Il m'a demandé de me libérer. Pour tout le week-end. J'ai dû inventer un séminaire à Paris pour le boulot. Sa femme s'est absentée. Me voici donc libre, j'ai mis les vêtements qu'il m'a demandé de porter, il m'a envoyé des textos avant de passer me prendre. Me prendre... Je frissonne. Je ne savais pas où on allait, mais j'étais excitée d'oser. Je l'appelle "Maître", au cas où ça lui plairait. J'ai peur qu'il ait emmené une cravache, un gode énorme, des pinces, quelque chose qui ferait mal. Mais cette ignorance m'excite aussi, car Tout serait transgressé. Je suis montée dans la voiture.

La première fois que je l'ai vu il n'y avait rien de tout ça. Du sexe brut. J'ai aimé qu'il me bande les yeux, comme pour m'aider. Qu'il me trousse, me prenne brutalement, qu'il dise des mots crus. Je ne pouvais lui répondre qu'intérieurement, ardemment, et ça m'a rassurée qu'il semble s'y attendre. Après tout, j'étais un objet, un jouet, sa chose; j'étais dans sa chambre pour ça. Après avoir pensé à lui, il a obéi à mon attente muette. Les hommes mariés connaissent mieux l'art du cunnilingus que les autres.
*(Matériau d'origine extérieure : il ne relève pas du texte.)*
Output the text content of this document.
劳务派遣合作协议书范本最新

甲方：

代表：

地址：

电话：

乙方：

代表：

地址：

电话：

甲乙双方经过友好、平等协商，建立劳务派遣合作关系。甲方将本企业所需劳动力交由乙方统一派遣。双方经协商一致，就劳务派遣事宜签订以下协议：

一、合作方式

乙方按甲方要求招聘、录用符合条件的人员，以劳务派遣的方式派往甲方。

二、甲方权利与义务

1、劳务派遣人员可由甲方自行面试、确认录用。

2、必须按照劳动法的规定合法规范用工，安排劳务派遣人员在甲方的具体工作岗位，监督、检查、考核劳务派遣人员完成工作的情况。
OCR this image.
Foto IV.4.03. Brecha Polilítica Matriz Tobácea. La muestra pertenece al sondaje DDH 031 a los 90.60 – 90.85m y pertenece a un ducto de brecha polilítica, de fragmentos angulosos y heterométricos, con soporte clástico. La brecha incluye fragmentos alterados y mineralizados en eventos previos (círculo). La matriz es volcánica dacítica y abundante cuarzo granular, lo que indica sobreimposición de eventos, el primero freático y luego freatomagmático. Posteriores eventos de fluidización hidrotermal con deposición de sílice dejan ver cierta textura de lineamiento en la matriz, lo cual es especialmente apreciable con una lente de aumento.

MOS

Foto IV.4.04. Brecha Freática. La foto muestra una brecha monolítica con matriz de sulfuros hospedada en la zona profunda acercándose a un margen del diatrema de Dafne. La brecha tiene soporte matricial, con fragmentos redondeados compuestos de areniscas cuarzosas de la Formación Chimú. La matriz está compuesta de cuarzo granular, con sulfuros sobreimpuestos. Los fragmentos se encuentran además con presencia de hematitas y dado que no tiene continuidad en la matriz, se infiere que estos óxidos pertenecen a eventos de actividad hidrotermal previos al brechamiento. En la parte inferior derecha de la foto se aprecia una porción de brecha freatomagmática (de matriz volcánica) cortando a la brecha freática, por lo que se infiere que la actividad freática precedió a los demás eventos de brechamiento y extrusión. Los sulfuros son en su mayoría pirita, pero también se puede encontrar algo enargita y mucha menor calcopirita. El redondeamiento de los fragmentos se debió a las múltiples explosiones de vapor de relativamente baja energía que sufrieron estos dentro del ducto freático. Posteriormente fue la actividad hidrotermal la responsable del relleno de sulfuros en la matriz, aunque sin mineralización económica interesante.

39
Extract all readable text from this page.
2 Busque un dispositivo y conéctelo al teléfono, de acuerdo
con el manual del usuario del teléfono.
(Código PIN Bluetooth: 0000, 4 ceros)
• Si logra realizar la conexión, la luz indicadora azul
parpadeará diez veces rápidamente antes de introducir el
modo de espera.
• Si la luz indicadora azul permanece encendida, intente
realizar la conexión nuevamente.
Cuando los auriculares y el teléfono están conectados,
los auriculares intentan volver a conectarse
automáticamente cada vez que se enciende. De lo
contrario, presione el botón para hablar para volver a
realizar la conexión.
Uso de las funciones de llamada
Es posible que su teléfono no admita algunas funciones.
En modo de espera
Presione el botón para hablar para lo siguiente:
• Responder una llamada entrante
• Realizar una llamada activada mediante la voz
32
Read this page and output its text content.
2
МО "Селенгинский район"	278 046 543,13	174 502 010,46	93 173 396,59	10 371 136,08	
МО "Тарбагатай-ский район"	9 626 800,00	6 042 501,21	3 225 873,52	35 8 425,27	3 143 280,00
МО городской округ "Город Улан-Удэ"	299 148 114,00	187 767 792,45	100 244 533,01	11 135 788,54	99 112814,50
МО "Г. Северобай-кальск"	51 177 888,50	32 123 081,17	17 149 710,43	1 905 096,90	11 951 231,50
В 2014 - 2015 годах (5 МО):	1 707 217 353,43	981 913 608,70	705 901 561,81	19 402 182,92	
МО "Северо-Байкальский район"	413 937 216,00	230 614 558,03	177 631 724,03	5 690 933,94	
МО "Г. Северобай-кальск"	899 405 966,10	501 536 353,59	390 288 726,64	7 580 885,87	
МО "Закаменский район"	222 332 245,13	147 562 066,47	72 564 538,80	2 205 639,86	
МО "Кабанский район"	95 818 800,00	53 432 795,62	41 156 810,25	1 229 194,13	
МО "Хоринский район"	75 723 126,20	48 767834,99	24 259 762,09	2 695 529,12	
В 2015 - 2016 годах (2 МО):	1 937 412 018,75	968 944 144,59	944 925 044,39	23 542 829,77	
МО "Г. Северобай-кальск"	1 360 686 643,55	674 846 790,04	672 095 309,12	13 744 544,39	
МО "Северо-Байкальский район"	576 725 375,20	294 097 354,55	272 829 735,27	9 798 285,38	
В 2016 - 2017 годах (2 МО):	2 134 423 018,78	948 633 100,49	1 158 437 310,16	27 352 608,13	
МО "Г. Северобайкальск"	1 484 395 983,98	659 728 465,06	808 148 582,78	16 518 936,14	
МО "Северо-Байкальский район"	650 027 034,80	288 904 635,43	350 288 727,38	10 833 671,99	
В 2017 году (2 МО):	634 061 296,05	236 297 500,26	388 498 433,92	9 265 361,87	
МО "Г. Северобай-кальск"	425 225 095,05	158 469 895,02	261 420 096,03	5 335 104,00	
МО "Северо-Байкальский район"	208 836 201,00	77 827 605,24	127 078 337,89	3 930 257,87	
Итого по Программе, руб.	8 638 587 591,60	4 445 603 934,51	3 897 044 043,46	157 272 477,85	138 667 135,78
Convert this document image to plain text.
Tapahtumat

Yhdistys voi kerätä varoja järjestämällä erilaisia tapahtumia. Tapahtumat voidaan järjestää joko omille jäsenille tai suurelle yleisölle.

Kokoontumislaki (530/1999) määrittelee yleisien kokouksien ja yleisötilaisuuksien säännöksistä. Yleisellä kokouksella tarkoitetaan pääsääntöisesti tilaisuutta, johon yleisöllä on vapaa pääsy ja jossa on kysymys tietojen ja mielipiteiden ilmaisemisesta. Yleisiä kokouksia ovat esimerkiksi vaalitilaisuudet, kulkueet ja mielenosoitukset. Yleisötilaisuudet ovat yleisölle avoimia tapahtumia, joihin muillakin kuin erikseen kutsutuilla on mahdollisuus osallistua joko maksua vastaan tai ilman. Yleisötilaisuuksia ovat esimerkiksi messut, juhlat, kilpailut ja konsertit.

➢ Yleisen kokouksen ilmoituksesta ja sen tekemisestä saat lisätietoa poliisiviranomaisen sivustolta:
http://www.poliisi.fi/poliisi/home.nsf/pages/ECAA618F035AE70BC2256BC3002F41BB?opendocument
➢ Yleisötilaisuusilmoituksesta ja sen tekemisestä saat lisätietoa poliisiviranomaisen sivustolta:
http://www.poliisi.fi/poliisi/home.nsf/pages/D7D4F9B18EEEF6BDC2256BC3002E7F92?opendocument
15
Et ils vous font et font faire ce que leur femme leur refuse. J'aime ça. C'est mal. C'est bon.

Samedi au petit matin, à l'hôtel où il m'a conduite, j'ai été réveillée par ses mains qui m'écartaient et son sexe qui s'est enfoncé en moi. J'étais sur le ventre, un peu de côté, j'ai fait de mon mieux pour le satisfaire et me cacher. L'excitation et le plaisir étaient là, immédiatement. Après, il m'a léchée, caressé les cheveux, embrassée en chuchotant des mots tendres. Une récompense d'avoir été sage. Une bonne petite salope.

Décidément elle me plaît. Je vais la garder un peu. On verra bien quand je m'en lasserai. Pour l'instant elle me plaît vraiment. Chiant de devoir jongler avec l'épouse pour la voir. On dirait un chaton peureux, affamé alors qu'il a en lui, au fond de son ventre, une tigresse qui cherche à se libérer à coups de griffes et de crocs. Du potentiel. Bien plus excitant qu'un simple chaton ou une simple tigresse. Maître et dompteur. A la fin chacun reçoit ce qu'il veut, toujours. Tôt ou tard. Ma petite chienne. Je la regarde.

Il me regarde. Excitation. Plaisir. Je me sens vivre. Je ne veux pas en savoir plus. J'irai, j'irai encore, dès que je serai sifflée. Parce que ça me plaît. J'irai de plus en plus loin, jusqu'à moi-même. Les entraves du dehors vainquent celles du dedans. Entravée, je jouis sans entraves.